Wednesday, April 24, 2024

The city’s affordable-housing formula was approved Monday after long debate that saw two members seek dramatic change based largely on frustration over how affordable housing is clustered in parts of the community, rather than spread evenly throughout.

Councillors Tim Toomey and Craig Kelley voted to send Community Preservation Act funding, with which communities get state matching funds on a local property tax surcharge, back to committee. There it was to be revised to put only 50 percent into affordable-housing expenditures, down from 80, while increasing historic preservation and open space expenditures to 25 percent each from 10 percent.

Their effort failed under opposition from every other councillor but Denise Simmons, who was out of the room during the vote, and the traditional 80/10/10 split was approved by the same ratio: six in favor, Toomey and Kelley opposed and Simmons temporarily absent.

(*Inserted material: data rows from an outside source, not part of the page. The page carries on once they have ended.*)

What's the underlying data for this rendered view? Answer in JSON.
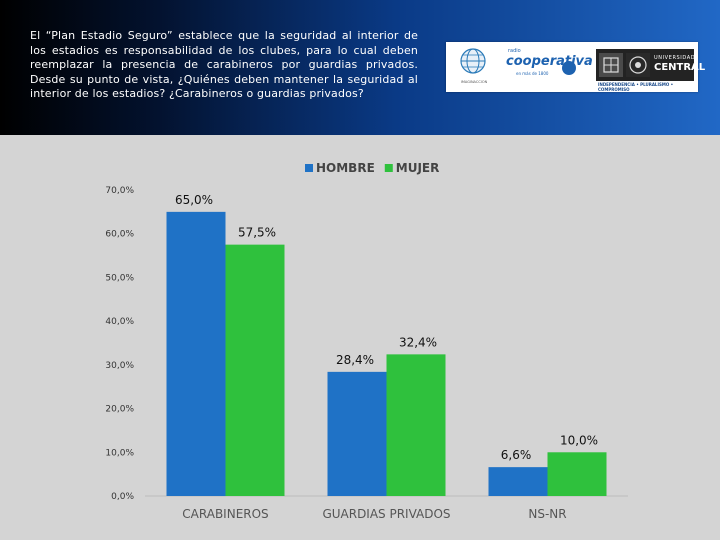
{
  "question": "El “Plan Estadio Seguro” establece que la seguridad al interior de los estadios es responsabilidad de los clubes, para lo cual deben reemplazar la presencia de carabineros por guardias privados. Desde su punto de vista, ¿Quiénes deben mantener la seguridad al interior de los estadios? ¿Carabineros o guardias privados?",
  "logos": {
    "cooperativa_small": "radio",
    "cooperativa": "cooperativa",
    "cooperativa_sub": "en más de 1800",
    "uc_line1": "UNIVERSIDAD",
    "uc_line2": "CENTRAL",
    "motto": "INDEPENDENCIA • PLURALISMO • COMPROMISO",
    "globe_caption": "IMAGINACCION"
  },
  "colors": {
    "HOMBRE": "#1f72c6",
    "MUJER": "#2fc13d"
  },
  "chart_data": {
    "type": "bar",
    "categories": [
      "CARABINEROS",
      "GUARDIAS PRIVADOS",
      "NS-NR"
    ],
    "series": [
      {
        "name": "HOMBRE",
        "values": [
          65.0,
          28.4,
          6.6
        ],
        "labels": [
          "65,0%",
          "28,4%",
          "6,6%"
        ]
      },
      {
        "name": "MUJER",
        "values": [
          57.5,
          32.4,
          10.0
        ],
        "labels": [
          "57,5%",
          "32,4%",
          "10,0%"
        ]
      }
    ],
    "yticks": [
      "0,0%",
      "10,0%",
      "20,0%",
      "30,0%",
      "40,0%",
      "50,0%",
      "60,0%",
      "70,0%"
    ],
    "ylim": [
      0,
      70
    ],
    "legend": "top-center",
    "grid": false
  }
}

City councillors Tim Toomey and Craig Kelley voted to change the city’s affordable housing formula Monday after noting inequalities in how recipients are clustered in the city.

Toomey and Kelley went on to vote against most in a long series of related expenditures read out by councillor Marjorie Davis, who led the CPA ordinance effort and offered an impassioned defense of the formula after nearly two hours of discussion.

“If we’re frustrated with where affordable-housing money goes, it’s important we don’t do it in a way that affects the most vulnerable people in the city,” Decker said, citing $22 million spent in Cambridge over the past nine years — the act was signed into law in 2000 — to provide affordable housing for 1,000 people. Statewide, $360 million has been disbursed.

Cut that money in half and families with homes would be halved too, she said, “and who among us wants to choose the 500 families who can’t stay in Cambridge?”

The state’s proportion of funding to Cambridge has dwindled over the years as a result of economic pressure and on more cities and towns joining the program, meaning the pie is being split more ways. Once matching 100 percent of funds, the state delivered 35 percent last year, which city officials called the lowest since passage of the act. This year’s rate will again be 35 percent, and Decker said this made it all the more important that the city keeps its own formula at 80 percent.

Communities must vote to take part in the act and decide the rate for its property tax surcharge. Cambridge’s is the highest possible, at 3 percent.

“It gets to the point where it’s really just a local levy,” councillor Sam Seidel said of the diminishing state aid.

For Toomey, the debate was a return to an issue from past months in which seven Jesuit properties near Harvard Square were snatched up by the Harvard Graduate School of Design. Those units could have been turned into affordable housing, Toomey said, but the city’s offer to buy was lackluster and came too late — revealing a lack of interest in having affordable housing in the city’s showcase areas, while neighborhoods such as East Cambridge got a disproportionate amount of it.

A solution with problems

While councillor Leland Cheung voted against Toomey’s proposed change in the formula, he acknowledged the problem.

“The point to CPA is to give everyone the chance to live in Cambridge, not so they can all live in East Cambridge,” Cheung said.

Kelley, who backed Toomey’s revision, said he disagreed with the current formula and felt there had been a lack of public discussion in setting it. “To the best of my knowledge there’s been no open discussion,” he said. “Until the money is taken off the table, I don’t think there will be. This is the only method of persuasion we seem to have.”

Several people spoke on the matter during the public comment period that opens council meetings. Among them were Elaine DeRosa, director of the Cambridge Economic Opportunities Committee, who noted that some of the need for affordable housing — and for the CPA formula to stay where it was — could be traced back to the end of rent control in Cambridge; and Urszula Masny-Latos, a Rindge Avenue resident whose story corroborated that view.

In 1998, she and 41 other residents of an apartment building — a crowd ranging from students and teachers to artists and lawyers — faced the loss of their homes when the landlady died and new owners announced rent would be doubled. “We tried to find new places to live,” Masny-Latos said. “It was difficult. We realized Cambridge was becoming a city just for the rich.”

Given two years to “put our lives together,” Masny-Latos said that through affordable housing she was able to find a home in Cambridge for herself and her son.

“I’m the only lucky person out of the whole group,” she told the council. “Everyone else was forced to move” to other cities.